El Argentina Open tiene raíces profundas: nació en 1927 en el Buenos Aires Lawn Tennis Club, la célebre Catedral del tenis argentino. Durante décadas fue escenario de gestas de Guillermo Vilas, máximo campeón con ocho títulos, y de figuras internacionales como Rafael Nadal en 2015 o Carlos Alcaraz en 2023. Desde 2001 forma parte del circuito como ATP 250, consolidándose como el primer torneo de la temporada sobre polvo de ladrillo en Sudamérica.
Con ese rico historial, la ATP fue a la carga y adquirió la licencia con fondos del Public Investment Fund de Arabia Saudita, asegurando que el torneo permanezca en Buenos Aires hasta 2033. Sin embargo, a partir de 2029 se disputará en cancha dura y ascenderá a ATP 500, en línea con la creación de un nuevo Masters 1000 en Arabia Saudita en febrero de 2028. Este rediseño busca equilibrar el calendario y atraer a más jugadores de élite en la etapa previa a Indian Wells y Miami.
El cambio impactará de lleno en la Gira Dorada sudamericana, que incluye los torneos de Río de Janeiro y Santiago. El Río Open también evalúa pasar a pista dura, buscando atraer a jugadores de mayor ranking y evitar la fuga hacia torneos de Medio Oriente. La modificación podría debilitar la identidad de la gira, históricamente ligada a la arcilla, pero aumentaría su competitividad y atractivo global, con más puntos y premios en juego.

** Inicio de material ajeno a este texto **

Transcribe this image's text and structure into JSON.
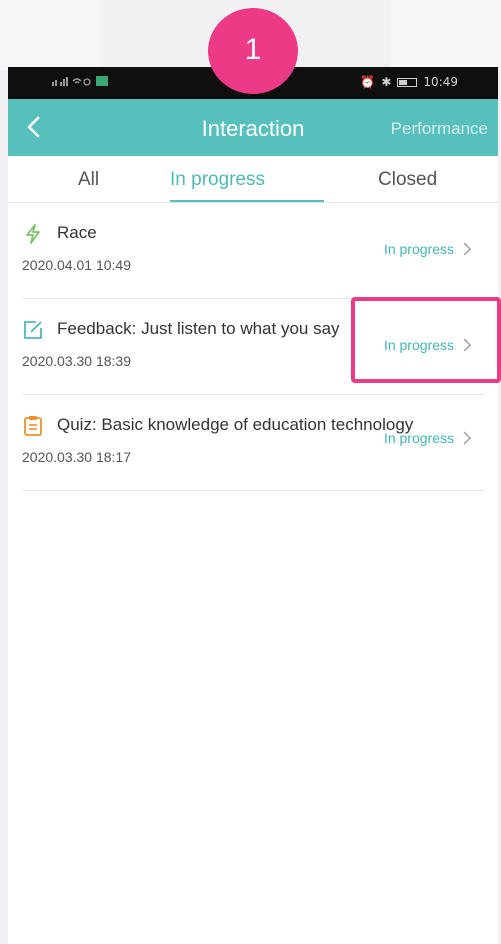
{
  "step_badge": "1",
  "status_bar": {
    "time": "10:49"
  },
  "header": {
    "title": "Interaction",
    "right_link": "Performance",
    "back_icon": "chevron-left-icon"
  },
  "tabs": [
    {
      "label": "All",
      "active": false
    },
    {
      "label": "In progress",
      "active": true
    },
    {
      "label": "Closed",
      "active": false
    }
  ],
  "items": [
    {
      "icon": "lightning-icon",
      "icon_color": "#7cc46a",
      "title": "Race",
      "date": "2020.04.01 10:49",
      "status": "In progress"
    },
    {
      "icon": "edit-icon",
      "icon_color": "#4fbab6",
      "title": "Feedback: Just listen to what you say",
      "date": "2020.03.30 18:39",
      "status": "In progress"
    },
    {
      "icon": "clipboard-icon",
      "icon_color": "#f0902a",
      "title": "Quiz: Basic knowledge of education technology",
      "date": "2020.03.30 18:17",
      "status": "In progress"
    }
  ],
  "colors": {
    "accent": "#57c0bd",
    "highlight": "#ec3a86",
    "status_text": "#44b6b1"
  }
}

La transición exigirá una fuerte inversión: nuevas canchas duras, remodelación del court central del BALTC -que cumple 100 años en 2026-, mejoras en hospitalidad y ampliación de zonas comerciales. La ATP busca reducir torneos 250 y potenciar certámenes con más puntos y premios, siguiendo la tendencia de concentrar la élite en menos sedes pero con mayor impacto económico y mediático.

La visita en el pasado febrero de Andrea Gaudenzi, presidente de la ATP, fue clave para evaluar la cultura tenística argentina y garantizar que el torneo conserve su esencia. Tennium, actual operador, seguirá gestionando el evento por cinco años más, garantizando continuidad en la organización y adaptación al nuevo formato. La empresa ya trabaja en planes de modernización para que el BALTC se mantenga como epicentro del tenis en la región.
En 2026, el torneo presentó figuras como Lorenzo Musetti, Matteo Berrettini, Gael Monfils en su despedida, Francisco Cerúndolo y el campeón defensor João Fonseca. Además, se renovó la Fan Zone, se incorporó música en vivo y se presentó la mascota oficial “Mati el Mate”, reflejo de la identidad local. Estos elementos muestran cómo el torneo busca combinar tradición con innovación para mantener su atractivo.

Aunque el Buenos Aires Lawn Tennis Club fue fundado en 1892, su actual sede en Palermo se inauguró en 1926 y al año siguiente, en 1927, recibió por primera vez un torneo con participantes globales. Comenzó como Argentina International Championships en 1927, luego fue conocido como Campeonato del Río de la Plata, más tarde como Abierto de Sudamérica, y en distintos períodos llevó denominaciones comerciales como Copa AT&T o Copa Telmex. El nombre “Argentina Open” se consolidó recién en los años 2000, cuando ingresó en la categoría ATP 250.
A lo largo de su historia, el estadio recibió a grandes ídolos del tenis mundial y nacional. Por sus canchas pasaron leyendas como Guillermo Vilas, José Luis Clerc y David Nalbandian, además de estrellas internacionales como Björn Borg, John McEnroe, Rafael Nadal (foto abajo) y Carlos Alcaraz. Cada edición del torneo convirtió al BALTC en un escenario donde se mezclaron la tradición argentina con la elite global, consolidando su prestigio como una de las sedes más emblemáticas del circuito.